Je suis particulièrement sensible aux implications induites par la mise en place d'un système d'assurance qualité dans la mesure où j'ai pu exercer durant deux années la fonction de responsable adjoint en assurance qualité dans une PME. Mes études m'ont permis de percevoir les différentes facettes du travail qui ont contribué tant au succès qu'aux difficultés de cette entreprise.

Les travailleurs vivent-ils passivement ce changement pourtant majeur de l'entreprise ? On peut difficilement penser que oui. En effet, ce processus de recherche qualité touche profondément chaque membre de l'entreprise.

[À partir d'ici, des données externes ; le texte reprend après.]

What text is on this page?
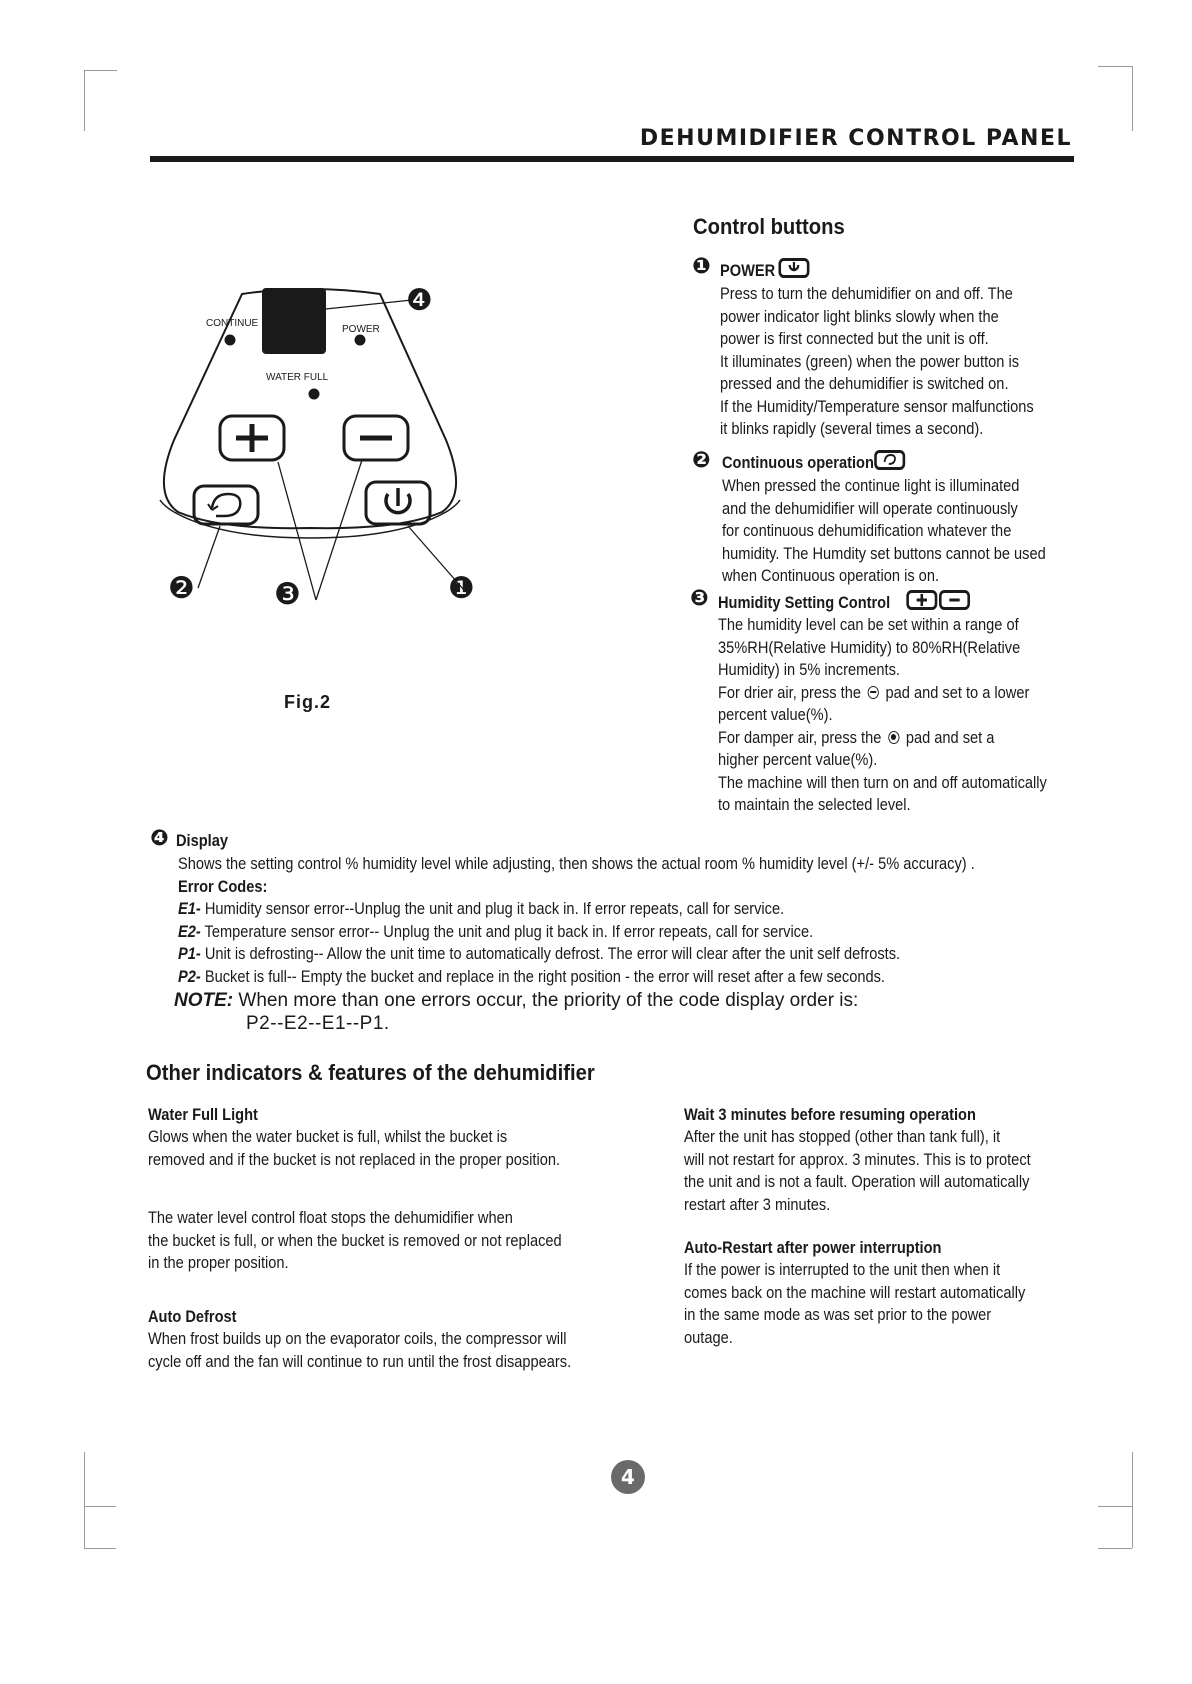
DEHUMIDIFIER CONTROL PANEL
CONTINUE
POWER
WATER FULL
❹
❷	❸	❶
Fig.2
Control buttons
❶ POWER
Press to turn the dehumidifier on and off. The
power indicator light blinks slowly when the
power is first connected but the unit is off.
It illuminates (green) when the power button is
pressed and the dehumidifier is switched on.
If the Humidity/Temperature sensor malfunctions
it blinks rapidly (several times a second).
❷ Continuous operation
When pressed the continue light is illuminated
and the dehumidifier will operate continuously
for continuous dehumidification whatever the
humidity. The Humdity set buttons cannot be used
when Continuous operation is on.
❸ Humidity Setting Control
The humidity level can be set within a range of
35%RH(Relative Humidity) to 80%RH(Relative
Humidity) in 5% increments.
For drier air, press the pad and set to a lower
percent value(%).
For damper air, press the pad and set a
higher percent value(%).
The machine will then turn on and off automatically
to maintain the selected level.
❹ Display
Shows the setting control % humidity level while adjusting, then shows the actual room % humidity level (+/- 5% accuracy) .
Error Codes:
E1- Humidity sensor error--Unplug the unit and plug it back in. If error repeats, call for service.
E2- Temperature sensor error-- Unplug the unit and plug it back in. If error repeats, call for service.
P1- Unit is defrosting-- Allow the unit time to automatically defrost. The error will clear after the unit self defrosts.
P2- Bucket is full-- Empty the bucket and replace in the right position - the error will reset after a few seconds.
NOTE: When more than one errors occur, the priority of the code display order is:
P2--E2--E1--P1.
Other indicators & features of the dehumidifier
Water Full Light
Glows when the water bucket is full, whilst the bucket is
removed and if the bucket is not replaced in the proper position.
The water level control float stops the dehumidifier when
the bucket is full, or when the bucket is removed or not replaced
in the proper position.
Auto Defrost
When frost builds up on the evaporator coils, the compressor will
cycle off and the fan will continue to run until the frost disappears.
Wait 3 minutes before resuming operation
After the unit has stopped (other than tank full), it
will not restart for approx. 3 minutes. This is to protect
the unit and is not a fault. Operation will automatically
restart after 3 minutes.
Auto-Restart after power interruption
If the power is interrupted to the unit then when it
comes back on the machine will restart automatically
in the same mode as was set prior to the power
outage.
4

L'ISO1(*) peut-il constituer une anecdote structurelle, une modification du paysage que constitue le contexte de travail sans répercussion sur les individus ? Ou au contraire cette surcharge de travail et ce changement (procéduralisation, responsabilisation) s'annoncent-ils comme les prémices d'une transformation fondamentale au sein de l'organisation ?

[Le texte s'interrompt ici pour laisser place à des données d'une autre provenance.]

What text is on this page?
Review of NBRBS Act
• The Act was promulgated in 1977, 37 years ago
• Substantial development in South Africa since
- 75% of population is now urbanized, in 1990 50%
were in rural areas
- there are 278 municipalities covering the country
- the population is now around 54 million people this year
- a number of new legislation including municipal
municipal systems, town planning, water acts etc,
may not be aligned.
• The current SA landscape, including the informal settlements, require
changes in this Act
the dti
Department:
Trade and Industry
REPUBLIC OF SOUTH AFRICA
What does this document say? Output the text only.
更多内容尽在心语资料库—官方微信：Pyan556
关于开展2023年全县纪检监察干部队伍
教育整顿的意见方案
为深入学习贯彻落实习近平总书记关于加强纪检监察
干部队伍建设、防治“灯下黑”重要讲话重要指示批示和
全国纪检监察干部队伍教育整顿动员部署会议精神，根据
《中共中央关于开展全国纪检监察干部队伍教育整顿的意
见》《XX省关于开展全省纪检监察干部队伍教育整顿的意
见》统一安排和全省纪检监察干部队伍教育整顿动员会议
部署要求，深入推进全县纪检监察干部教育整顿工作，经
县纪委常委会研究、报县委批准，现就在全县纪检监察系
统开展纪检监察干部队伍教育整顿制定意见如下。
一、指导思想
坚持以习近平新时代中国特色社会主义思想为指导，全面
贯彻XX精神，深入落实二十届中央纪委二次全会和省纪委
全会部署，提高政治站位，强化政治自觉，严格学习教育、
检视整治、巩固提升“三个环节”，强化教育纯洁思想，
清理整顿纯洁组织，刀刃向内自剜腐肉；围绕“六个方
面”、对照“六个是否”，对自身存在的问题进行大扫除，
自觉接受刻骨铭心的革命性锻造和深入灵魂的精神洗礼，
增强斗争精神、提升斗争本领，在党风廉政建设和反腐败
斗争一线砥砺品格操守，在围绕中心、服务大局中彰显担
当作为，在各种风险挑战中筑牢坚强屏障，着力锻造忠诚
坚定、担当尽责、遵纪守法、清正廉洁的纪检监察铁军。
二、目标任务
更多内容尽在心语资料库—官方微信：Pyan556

Le choix de la norme ISO 9001 n'est pas anodin. D'une part, j'ai une certaine connaissance de cette norme en ayant participé à la certification d'une entreprise selon ce référentiel. D'autre part, cette norme apparaît comme la plus contraignante de la série ISO (version 1994) et se trouve également être une obligation pour certaines entreprises afin de rester sur le marché.

Nos hypothèses de départ seront les suivantes :

o Le système de gestion de la qualité répondant à la norme ISO 9001 impose une formalisation du travail ayant un impact psychologique comparable au taylorisme sur les travailleurs.

o Le système de gestion de la qualité répondant à la norme ISO 9001 impose la traçabilité des produits. Cette traçabilité repose sur des enregistrements réalisés par des mesurages à chaque étape de la production. Ce système peut être ressenti par les opérateurs comme un outil d'évaluation de leurs performances individuelles.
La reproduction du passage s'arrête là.